Ceza ve Tutukevi'nden geliyordu mektup, cezaevinin, hükümlünün adını açıklamam gerekli değil; şöyle başlıyordu:
“Size yazmak için oturdumdu ya, söze neresinden ve nasıl başlayacağımı kestiremiyorum bir türlü. Ansızın penceremden ince uzun bir ışık yalımlanıyor, al al pullanıyor güzlerimde. Bakıyorum, dışarıda hovarda bir bahar havası var. İyice görebiliyorum oturduğum yerden; güneş ve yağmur iç içe. Hovarda deyişim de bu yüzden olsa gerek. Bu mevsimde burası hep böyledir.
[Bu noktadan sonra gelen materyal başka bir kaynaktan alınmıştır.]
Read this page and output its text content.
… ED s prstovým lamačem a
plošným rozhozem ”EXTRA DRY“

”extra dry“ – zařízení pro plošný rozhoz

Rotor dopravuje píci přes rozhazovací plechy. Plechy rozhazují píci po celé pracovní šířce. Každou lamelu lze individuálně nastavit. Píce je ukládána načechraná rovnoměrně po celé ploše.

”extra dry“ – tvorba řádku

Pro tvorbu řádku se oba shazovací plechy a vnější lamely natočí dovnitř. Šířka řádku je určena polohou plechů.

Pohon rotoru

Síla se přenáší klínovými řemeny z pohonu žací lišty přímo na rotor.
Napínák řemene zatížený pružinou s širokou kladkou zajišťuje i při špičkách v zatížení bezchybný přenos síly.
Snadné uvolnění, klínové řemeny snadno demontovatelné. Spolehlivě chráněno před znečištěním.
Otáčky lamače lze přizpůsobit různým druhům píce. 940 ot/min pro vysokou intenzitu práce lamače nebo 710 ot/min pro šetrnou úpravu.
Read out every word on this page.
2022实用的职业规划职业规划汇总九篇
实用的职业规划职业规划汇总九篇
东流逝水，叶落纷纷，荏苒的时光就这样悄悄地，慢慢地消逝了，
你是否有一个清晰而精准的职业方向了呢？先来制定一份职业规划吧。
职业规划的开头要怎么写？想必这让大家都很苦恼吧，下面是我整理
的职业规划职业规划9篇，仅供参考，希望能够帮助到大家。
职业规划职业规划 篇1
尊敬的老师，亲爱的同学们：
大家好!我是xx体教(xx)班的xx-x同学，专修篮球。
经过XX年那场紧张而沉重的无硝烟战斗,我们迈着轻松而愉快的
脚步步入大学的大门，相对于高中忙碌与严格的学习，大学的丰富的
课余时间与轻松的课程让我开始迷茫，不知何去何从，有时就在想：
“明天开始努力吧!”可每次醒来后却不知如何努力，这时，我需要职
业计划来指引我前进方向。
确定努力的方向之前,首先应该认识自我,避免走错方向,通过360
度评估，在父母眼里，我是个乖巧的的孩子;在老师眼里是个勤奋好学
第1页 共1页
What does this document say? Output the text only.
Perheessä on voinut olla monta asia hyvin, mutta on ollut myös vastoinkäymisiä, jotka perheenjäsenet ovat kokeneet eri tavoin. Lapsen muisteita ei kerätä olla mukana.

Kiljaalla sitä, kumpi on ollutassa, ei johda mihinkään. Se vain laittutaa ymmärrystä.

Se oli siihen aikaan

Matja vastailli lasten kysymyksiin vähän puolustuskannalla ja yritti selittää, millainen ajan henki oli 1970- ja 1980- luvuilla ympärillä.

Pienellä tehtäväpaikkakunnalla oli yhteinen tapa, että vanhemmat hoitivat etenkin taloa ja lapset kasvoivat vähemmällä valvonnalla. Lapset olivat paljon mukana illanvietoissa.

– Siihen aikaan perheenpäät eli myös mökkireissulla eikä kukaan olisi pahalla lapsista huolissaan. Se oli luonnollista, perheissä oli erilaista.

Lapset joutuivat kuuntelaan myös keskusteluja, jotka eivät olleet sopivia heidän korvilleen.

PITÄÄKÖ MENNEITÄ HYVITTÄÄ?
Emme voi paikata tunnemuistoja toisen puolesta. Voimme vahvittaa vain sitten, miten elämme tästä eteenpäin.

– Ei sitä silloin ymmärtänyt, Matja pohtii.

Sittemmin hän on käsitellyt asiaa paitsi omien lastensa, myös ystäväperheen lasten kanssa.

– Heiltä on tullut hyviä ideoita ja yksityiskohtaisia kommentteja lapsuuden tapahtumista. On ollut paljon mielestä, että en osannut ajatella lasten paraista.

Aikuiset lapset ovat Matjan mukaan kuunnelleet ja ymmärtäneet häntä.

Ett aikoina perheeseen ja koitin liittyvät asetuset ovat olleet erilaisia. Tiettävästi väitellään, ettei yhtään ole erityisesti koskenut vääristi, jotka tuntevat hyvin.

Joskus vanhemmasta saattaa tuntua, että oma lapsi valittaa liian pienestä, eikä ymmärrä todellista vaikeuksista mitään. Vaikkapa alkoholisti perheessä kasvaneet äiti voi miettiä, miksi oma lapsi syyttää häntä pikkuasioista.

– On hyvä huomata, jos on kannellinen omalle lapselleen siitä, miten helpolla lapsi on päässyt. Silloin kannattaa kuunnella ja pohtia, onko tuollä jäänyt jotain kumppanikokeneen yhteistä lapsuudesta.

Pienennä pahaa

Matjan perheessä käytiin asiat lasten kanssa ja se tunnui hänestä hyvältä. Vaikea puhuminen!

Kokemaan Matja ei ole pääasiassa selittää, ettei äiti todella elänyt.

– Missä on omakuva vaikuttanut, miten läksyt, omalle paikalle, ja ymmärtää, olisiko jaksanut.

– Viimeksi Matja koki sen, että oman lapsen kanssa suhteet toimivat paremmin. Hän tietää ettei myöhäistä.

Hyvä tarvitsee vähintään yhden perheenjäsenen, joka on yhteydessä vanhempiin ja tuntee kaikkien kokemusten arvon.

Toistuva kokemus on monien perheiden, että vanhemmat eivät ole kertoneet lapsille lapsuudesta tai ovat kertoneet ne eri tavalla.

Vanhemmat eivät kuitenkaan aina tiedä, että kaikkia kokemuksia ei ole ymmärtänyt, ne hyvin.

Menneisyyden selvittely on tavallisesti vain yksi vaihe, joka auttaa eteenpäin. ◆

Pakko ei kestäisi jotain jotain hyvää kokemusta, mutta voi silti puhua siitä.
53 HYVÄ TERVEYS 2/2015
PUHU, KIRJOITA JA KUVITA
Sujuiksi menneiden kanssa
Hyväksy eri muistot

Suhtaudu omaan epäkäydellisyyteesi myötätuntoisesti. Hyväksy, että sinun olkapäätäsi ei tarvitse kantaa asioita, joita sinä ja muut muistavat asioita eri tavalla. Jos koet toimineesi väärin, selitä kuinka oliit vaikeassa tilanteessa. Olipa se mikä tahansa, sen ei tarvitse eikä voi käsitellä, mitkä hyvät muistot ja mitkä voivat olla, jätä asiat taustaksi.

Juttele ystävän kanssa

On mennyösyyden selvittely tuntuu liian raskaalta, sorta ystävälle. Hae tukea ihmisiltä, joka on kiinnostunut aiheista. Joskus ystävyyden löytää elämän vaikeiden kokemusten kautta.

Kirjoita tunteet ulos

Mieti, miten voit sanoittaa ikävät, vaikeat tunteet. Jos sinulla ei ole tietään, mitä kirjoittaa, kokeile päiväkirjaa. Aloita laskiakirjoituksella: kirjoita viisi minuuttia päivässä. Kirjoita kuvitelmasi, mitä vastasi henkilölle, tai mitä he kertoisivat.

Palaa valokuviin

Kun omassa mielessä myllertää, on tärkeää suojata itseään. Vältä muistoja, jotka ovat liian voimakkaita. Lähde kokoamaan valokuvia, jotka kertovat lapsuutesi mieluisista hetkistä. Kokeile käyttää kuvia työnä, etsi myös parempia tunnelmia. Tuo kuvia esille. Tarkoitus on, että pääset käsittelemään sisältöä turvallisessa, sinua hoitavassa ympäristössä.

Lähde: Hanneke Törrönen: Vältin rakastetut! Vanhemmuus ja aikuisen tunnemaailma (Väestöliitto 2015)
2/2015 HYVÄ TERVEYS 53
Bir bakarsın bir bakır çalığı güneş amaçsız dikilivermiş tepene. Bir bakarsın şıkırdım bir yağmur; bardaktan boşanırcasına, dolu dizgin, Yazmaya başladığım şu sırada yağmur yok, güneş pırıl pırıl. Küçük pencerelerin demir parmaklıklarında ince uzun çizgiler çizerek, derin ve anlamlı gölgeler bırakarak gerisinde, içeriye akıyor. Ranzadakilerin yüzleri ışıyor belli belirsiz. Belli ki güneşi tutmanın mümkünü yok. Üst ranzada yazıyorum. El kadar yeşil görünüyor, ……nin bizden yana sırtlarında. Yeşil sökün edeli çok olmuş. Toylak bir kuş sürüsü göründü iç içe ve yan yana halkalar oluşturarak. Halaya durmuş gibiler. Bahara kavuşmanın sevinci olmalı diye düşünüyorum. Bir şairimiz, ‘Ejderha olsan kâr etmez' mi demişti, ne güzel de demişti ya sanırım biraz eksik söylemişti. Neden ki dersen, insanoğlu yedi canlıdır. Hem de en dayanıklısıdır, tekmil canlıların. Bu kaçıncı bahardır yaşıyoruz, adımlıyoruz taş duvarı ödünsüz, yaşam sürüyor ve biz dayanıyoruz besbelli: Dosta sevinç olsun.."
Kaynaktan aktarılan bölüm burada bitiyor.